Friday, March 07, 2003

Anti-Mugabe protest update

As was widely reported a couple of weeks ago, two Zimbabwean players, Andy Flower and Henry Olonga very bravely took the field in a World Cup cricket match wearing black arm bands, as a statement mourning the death of democracy in their country. In the next game, the Zimbabwean Cricket Board attempted to prevent the players from playing. Andy Flower, who is one of the best batsmen in the world, eventually did play in the match (and subsequent matches) because his teammates en masse refused to play unless he was selected. Flower has played in all subsequent matches. Olonga has been less lucky. Olonga is a decent player, but not in the class of Flower, and the Zimbabwean selectors were able to get away with implying that his later non-selection had to do with form rather than the political statement he had made.

Since then, Andy Flower has stated that he knows he is not going to play for Zimbabwe again after this tournament. (He could have added "as long as Mugabe is in power" but he left that unstated). This is a shame, as it means that a great player will be lost to international cricket. Personally, though, he will be fine, due to the fact that he also plays cricket as an "overseas player" for English county Essex. English counties are permitted two non-English players. These players are normally international stars of the game, and are normally very well paid. Flower is easily good enough to qualify for one of these spots, and although he may not play international cricket again, he can make a comfortable living playing county cricket in England. He may have to live in exile from his own country, and while this is unfortunate, there are worse fates.

Henry Olonga, on the other hand, is not quite good enough to earn a regular "overseas player" spot in county cricket. He is certainly as good as many of the English players playing county cricket, however, so in order for him to play here, someone would have to make a special effort. Which is why it was heartening to read this in the Times this morning. (The Times' website is link-unfriendly, unfortunately).

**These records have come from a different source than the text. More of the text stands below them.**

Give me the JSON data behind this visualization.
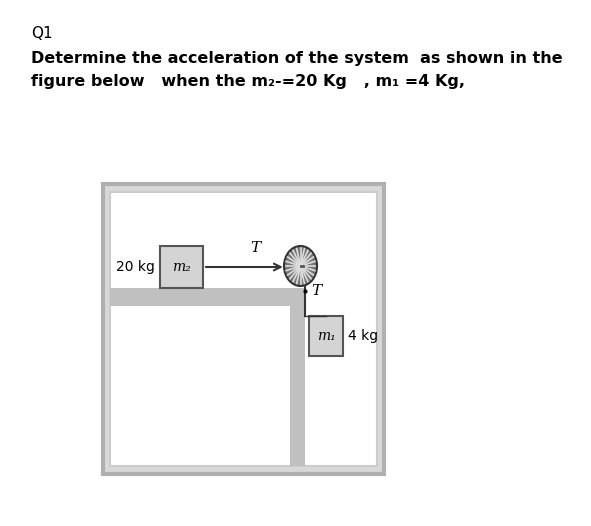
{
  "title_q": "Q1",
  "problem_text_line1": "Determine the acceleration of the system  as shown in the",
  "problem_text_line2": "figure below   when the m₂-=20 Kg   , m₁ =4 Kg,",
  "background_color": "#ffffff",
  "mass2_label": "m₂",
  "mass1_label": "m₁",
  "mass2_kg": "20 kg",
  "mass1_kg": "4 kg",
  "T_label": "T",
  "rope_color": "#333333",
  "surface_color": "#c0c0c0",
  "box_fill": "#d4d4d4",
  "box_edge": "#555555",
  "pulley_fill": "#888888",
  "outer_border_color": "#b0b0b0",
  "outer_fill": "#d8d8d8",
  "inner_fill": "#ffffff",
  "inner_border_color": "#cccccc"
}
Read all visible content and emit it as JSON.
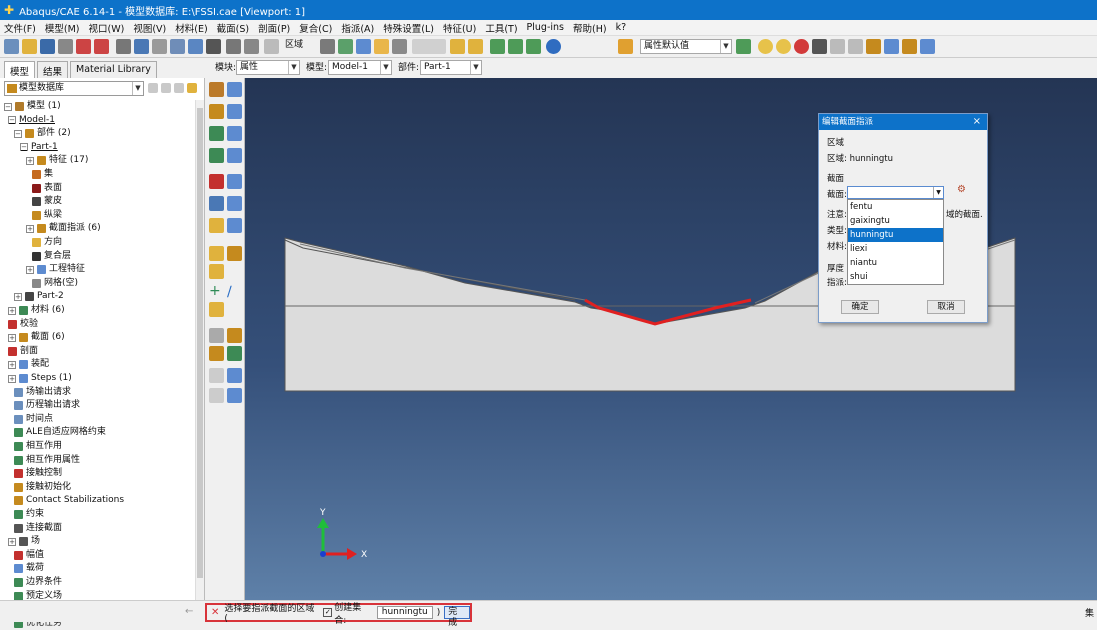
{
  "window": {
    "title": "Abaqus/CAE 6.14-1 - 模型数据库: E:\\FSSI.cae [Viewport: 1]"
  },
  "menubar": [
    "文件(F)",
    "模型(M)",
    "视口(W)",
    "视图(V)",
    "材料(E)",
    "截面(S)",
    "剖面(P)",
    "复合(C)",
    "指派(A)",
    "特殊设置(L)",
    "特征(U)",
    "工具(T)",
    "Plug-ins",
    "帮助(H)",
    "k?"
  ],
  "toolbar": {
    "region_label": "区域",
    "attr_select": "属性默认值"
  },
  "context": {
    "tabs": [
      "模型",
      "结果",
      "Material Library"
    ],
    "module_label": "模块:",
    "module_value": "属性",
    "model_label": "模型:",
    "model_value": "Model-1",
    "part_label": "部件:",
    "part_value": "Part-1"
  },
  "tree": {
    "db_label": "模型数据库",
    "items": [
      {
        "label": "模型 (1)",
        "exp": "−"
      },
      {
        "label": "Model-1",
        "exp": "−"
      },
      {
        "label": "部件 (2)",
        "exp": "−"
      },
      {
        "label": "Part-1",
        "exp": "−"
      },
      {
        "label": "特征 (17)",
        "exp": "+"
      },
      {
        "label": "集",
        "exp": ""
      },
      {
        "label": "表面",
        "exp": ""
      },
      {
        "label": "蒙皮",
        "exp": ""
      },
      {
        "label": "纵梁",
        "exp": ""
      },
      {
        "label": "截面指派 (6)",
        "exp": "+"
      },
      {
        "label": "方向",
        "exp": ""
      },
      {
        "label": "复合层",
        "exp": ""
      },
      {
        "label": "工程特征",
        "exp": "+"
      },
      {
        "label": "网格(空)",
        "exp": ""
      },
      {
        "label": "Part-2",
        "exp": "+"
      },
      {
        "label": "材料 (6)",
        "exp": "+"
      },
      {
        "label": "校验",
        "exp": ""
      },
      {
        "label": "截面 (6)",
        "exp": "+"
      },
      {
        "label": "剖面",
        "exp": ""
      },
      {
        "label": "装配",
        "exp": "+"
      },
      {
        "label": "Steps (1)",
        "exp": "+"
      },
      {
        "label": "场输出请求",
        "exp": ""
      },
      {
        "label": "历程输出请求",
        "exp": ""
      },
      {
        "label": "时间点",
        "exp": ""
      },
      {
        "label": "ALE自适应网格约束",
        "exp": ""
      },
      {
        "label": "相互作用",
        "exp": ""
      },
      {
        "label": "相互作用属性",
        "exp": ""
      },
      {
        "label": "接触控制",
        "exp": ""
      },
      {
        "label": "接触初始化",
        "exp": ""
      },
      {
        "label": "Contact Stabilizations",
        "exp": ""
      },
      {
        "label": "约束",
        "exp": ""
      },
      {
        "label": "连接截面",
        "exp": ""
      },
      {
        "label": "场",
        "exp": "+"
      },
      {
        "label": "幅值",
        "exp": ""
      },
      {
        "label": "载荷",
        "exp": ""
      },
      {
        "label": "边界条件",
        "exp": ""
      },
      {
        "label": "预定义场",
        "exp": ""
      },
      {
        "label": "网格重划分规则",
        "exp": ""
      },
      {
        "label": "优化任务",
        "exp": ""
      }
    ]
  },
  "viewport": {
    "triad_x": "X",
    "triad_y": "Y"
  },
  "dialog": {
    "title": "编辑截面指派",
    "close": "×",
    "region_heading": "区域",
    "region_line": "区域: hunningtu",
    "section_heading": "截面",
    "section_label": "截面:",
    "note_label": "注意:",
    "note_tail": "域的截面.",
    "type_label": "类型:",
    "material_label": "材料:",
    "thickness_label": "厚度",
    "assign_label": "指派:",
    "options": [
      "fentu",
      "gaixingtu",
      "hunningtu",
      "liexi",
      "niantu",
      "shui"
    ],
    "highlighted": "hunningtu",
    "ok": "确定",
    "cancel": "取消"
  },
  "prompt": {
    "text": "选择要指派截面的区域 (",
    "checkbox_label": "创建集合:",
    "field_value": "hunningtu",
    "close_paren": ")",
    "done": "完成",
    "right_indicator": "集"
  },
  "colors": {
    "titlebar": "#0d72c9",
    "highlight_red": "#d8333a",
    "section_line": "#e02020"
  }
}
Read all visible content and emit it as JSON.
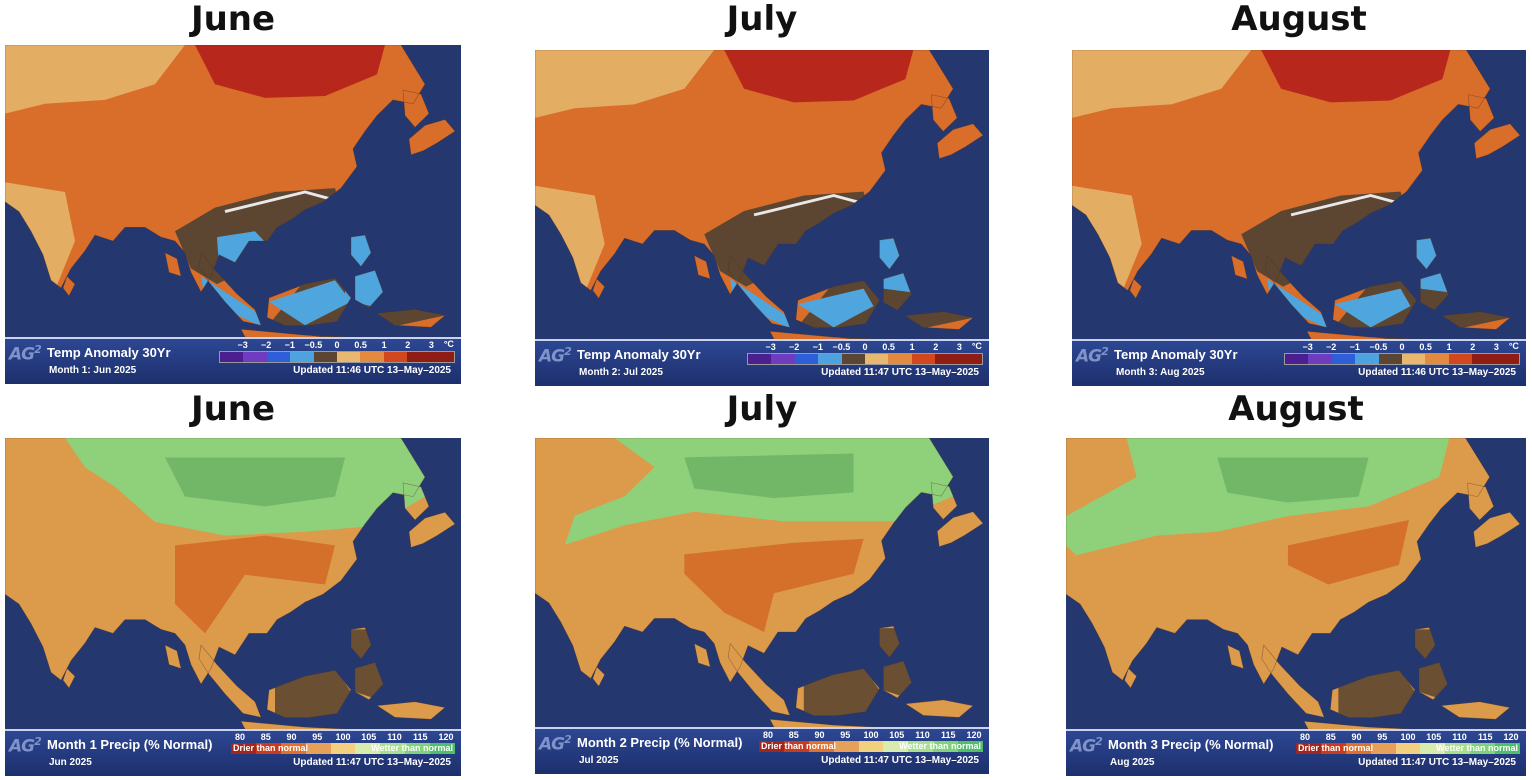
{
  "temperature_row": {
    "panels": [
      {
        "title": "June",
        "map_title": "Temp Anomaly 30Yr",
        "subtitle": "Month 1: Jun  2025",
        "updated": "Updated 11:46 UTC 13–May–2025"
      },
      {
        "title": "July",
        "map_title": "Temp Anomaly 30Yr",
        "subtitle": "Month 2: Jul  2025",
        "updated": "Updated 11:47 UTC 13–May–2025"
      },
      {
        "title": "August",
        "map_title": "Temp Anomaly 30Yr",
        "subtitle": "Month 3: Aug  2025",
        "updated": "Updated 11:46 UTC 13–May–2025"
      }
    ],
    "legend": {
      "ticks": [
        "−3",
        "−2",
        "−1",
        "−0.5",
        "0",
        "0.5",
        "1",
        "2",
        "3"
      ],
      "unit": "°C",
      "colors": [
        "#4b1f8f",
        "#6f3cc0",
        "#2e5fd8",
        "#4da3e0",
        "#5a4632",
        "#e8b870",
        "#e38a40",
        "#d2471d",
        "#8f1d14"
      ]
    }
  },
  "precip_row": {
    "panels": [
      {
        "title": "June",
        "map_title": "Month 1 Precip (% Normal)",
        "subtitle": "Jun  2025",
        "updated": "Updated 11:47 UTC 13–May–2025"
      },
      {
        "title": "July",
        "map_title": "Month 2 Precip (% Normal)",
        "subtitle": "Jul  2025",
        "updated": "Updated 11:47 UTC 13–May–2025"
      },
      {
        "title": "August",
        "map_title": "Month 3 Precip (% Normal)",
        "subtitle": "Aug  2025",
        "updated": "Updated 11:47 UTC 13–May–2025"
      }
    ],
    "legend": {
      "ticks": [
        "80",
        "85",
        "90",
        "95",
        "100",
        "105",
        "110",
        "115",
        "120"
      ],
      "drier": "Drier than normal",
      "wetter": "Wetter than normal",
      "colors": [
        "#a2261b",
        "#c83b1e",
        "#e0702c",
        "#e7a05a",
        "#f2d080",
        "#d8ecb0",
        "#a8e08c",
        "#7fd37a",
        "#4fbf6a"
      ]
    }
  },
  "logo": {
    "text": "AG",
    "sup": "2"
  },
  "colors": {
    "ocean": "#24376f",
    "temp_warm": "#d96d2a",
    "temp_hot": "#b8271b",
    "temp_light": "#e3ad63",
    "temp_near": "#5d4631",
    "temp_cool": "#4fa6de",
    "precip_dry": "#dc9a4b",
    "precip_drier": "#d4702a",
    "precip_wet": "#8fd07a",
    "precip_wetter": "#72b768",
    "precip_neutral": "#6b4f33"
  }
}
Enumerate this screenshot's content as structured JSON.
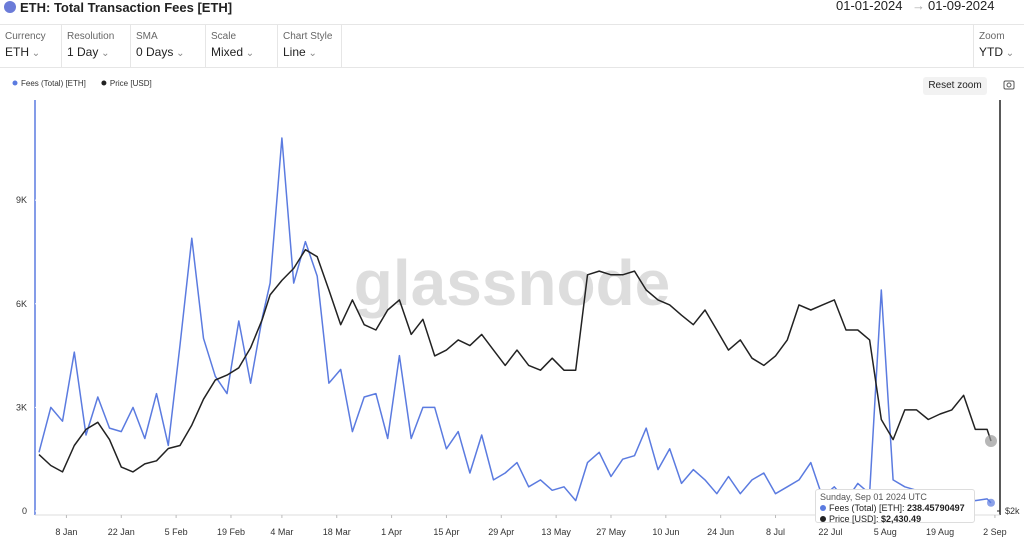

THE very real fears that Henry Olonga’s ostracism by the Zimbabwe Cricket Union (ZCU) will culminate in the end of his international career have led to an extraordinary offer from a Suffolk businessman to sponsor him through county cricket this season.
Zimbabwe are scheduled to tour England from May to July but, if Olonga is omitted from the party as a punishment for his courageous political stand with Andy Flower, the fast bowler could yet benefit from the huge worldwide sympathy for his plight.

After reading in The Times last Friday that Olonga suspects his international future is over, Lawrence Mallinson contacted the newspaper to reveal that he had spoken to Essex to see if they could take him on as a “sponsored” overseas player.

“I think it is important that Henry should not be abandoned after the World Cup is over,” Mallinson said, “and feel that my business can at least afford to give him a well-deserved foot up. Getting him over here might also help him make contacts that could lead on to something else.”


A member of the Zimbabwe coaching staff declared what has been widely known since Olonga was dropped after making his joint statement — that on cricketing grounds, he should still be in the side.


Mallinson is prepared to pay up to £30,000 to sponsor Olonga. “I’m not a huge philanthropist, but I was moved by what I read in The Times,” he said. “I know Henry isn’t your world-class overseas player, but what he did was very brave and I want to ensure he isn’t forgotten about.”

This is quite pleasing, and hopefully something can be sorted out to allow Olonga to play in England (although no doubt the British immigration service can find some way to screw things up). It would be a real shame for Olonga to have to suffer too much for his bravery and decency.

Of course, the best thing of all that could happen would be for someone less vile than Mr Mugabe to take power in Zimbabwe. That way, Zimbabwe could once again put its best possible cricket team on the field. And, vastly more importantly, the repression of the people of that beautiful country by Mugabe's thugs could cease.